Enjoyed your article particularly your focus on cash flows - me too.

The question for me is what is SJM doing with the net cashflow after dividends. Based on your chart it is not being used for buybacks recently which is fine with me. It must be going to new business opportunities like pet food, dividend increases or to debt payback.

Since management run their businesses a whole lot better than me all I can offer is my reaction as a buy and hold investor to what they are doing.

If investors were impressed with the investment in new businesses I would expect to see a growing PE - it is falling. Clearly dividend raises have been shrinking which does not impress DG investors like me. The move to pet foods appears to be more defensive or an act of desperation than part of a long range strategic growth plan. The sale of things like baking businesses is OK but not doing much to excite investors.

It would be good to hear SJM management articulate a clearer future. A primary focus on growing the dividend would be my preference. It would not stimulate more interest from growth investors but scratches my itch.

Thanks again.
Matthew Crews profile picture
I have done the reverse DCF myself, which lines up very close to yours except treatment of terminal growth and length of the growth stage. I model 13 years of growth then a terminal value of 1% inflation. Regardless, I'm curious as to how you are interpreting the required return based on that because that to me is the baseline to work off of for your other MARR or dividend yield theory work and any hurdle rate requirements.

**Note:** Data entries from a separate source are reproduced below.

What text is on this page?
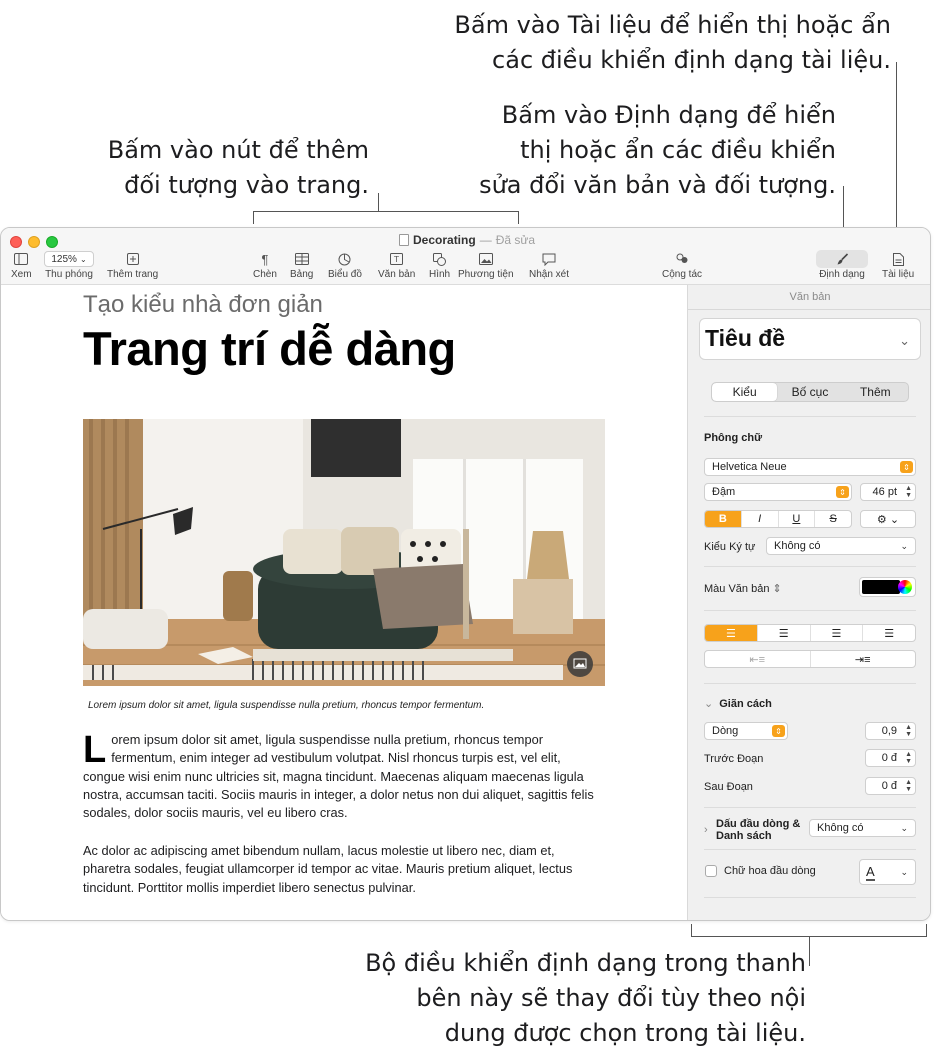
Bấm vào Tài liệu để hiển thị hoặc ẩn
các điều khiển định dạng tài liệu.
Bấm vào Định dạng để hiển
thị hoặc ẩn các điều khiển
sửa đổi văn bản và đối tượng.
Bấm vào nút để thêm
đối tượng vào trang.
Bộ điều khiển định dạng trong thanh
bên này sẽ thay đổi tùy theo nội
dung được chọn trong tài liệu.
Decorating — Đã sửa
Xem
125% ⌄
Thu phóng Thêm trang
¶
Chèn Bảng Biểu đồ
T
Văn bản Hình Phương tiện Nhận xét	Cộng tác	Định dạng Tài liệu
Tạo kiểu nhà đơn giản
Trang trí dễ dàng
Lorem ipsum dolor sit amet, ligula suspendisse nulla pretium, rhoncus tempor fermentum.
Lorem ipsum dolor sit amet, ligula suspendisse nulla pretium, rhoncus tempor fermentum, enim integer ad vestibulum volutpat. Nisl rhoncus turpis est, vel elit, congue wisi enim nunc ultricies sit, magna tincidunt. Maecenas aliquam maecenas ligula nostra, accumsan taciti. Sociis mauris in integer, a dolor netus non dui aliquet, sagittis felis sodales, dolor sociis mauris, vel eu libero cras.
Ac dolor ac adipiscing amet bibendum nullam, lacus molestie ut libero nec, diam et, pharetra sodales, feugiat ullamcorper id tempor ac vitae. Mauris pretium aliquet, lectus tincidunt. Porttitor mollis imperdiet libero senectus pulvinar.
Văn bản
Tiêu đề	⌄
Kiểu	Bố cục	Thêm
Phông chữ
Helvetica Neue	⇕
Đậm	⇕ 46 pt ▲
▼
B	I	U	S	⚙ ⌄
Kiểu Ký tự Không có	⌄
Màu Văn bản ⇕
☰	☰	☰	☰
⇤≡	⇥≡
⌄ Giãn cách
Dòng	⇕	0,9 ▲
▼
Trước Đoạn	0 đ ▲
▼
Sau Đoạn	0 đ ▲
▼
› Dấu đầu dòng &
Danh sách
Không có	⌄
Chữ hoa đầu dòng	A	⌄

The challenge I have is dealing with the reinvestment of funds versus the return based purely on holding the equity for the measured duration. For instance a 7.1% IRR requires a reinvestment of funds over time that compound differently than the economic DCF model alone.

Thanks for the article, I enjoyed working through the thought process.
There is no stock price growth.
You may as well invest in a tax exempt municipal bond...
The returns are about the same...
@FunInvesting The dividend is around 3%, where would you find a muni paying that?
@rjallen249 After tax.
@firsTraveler Mini's are paying below 1%, how much tax are you paying that brings a >3% divi to be competitive with a muni? I am not following you here.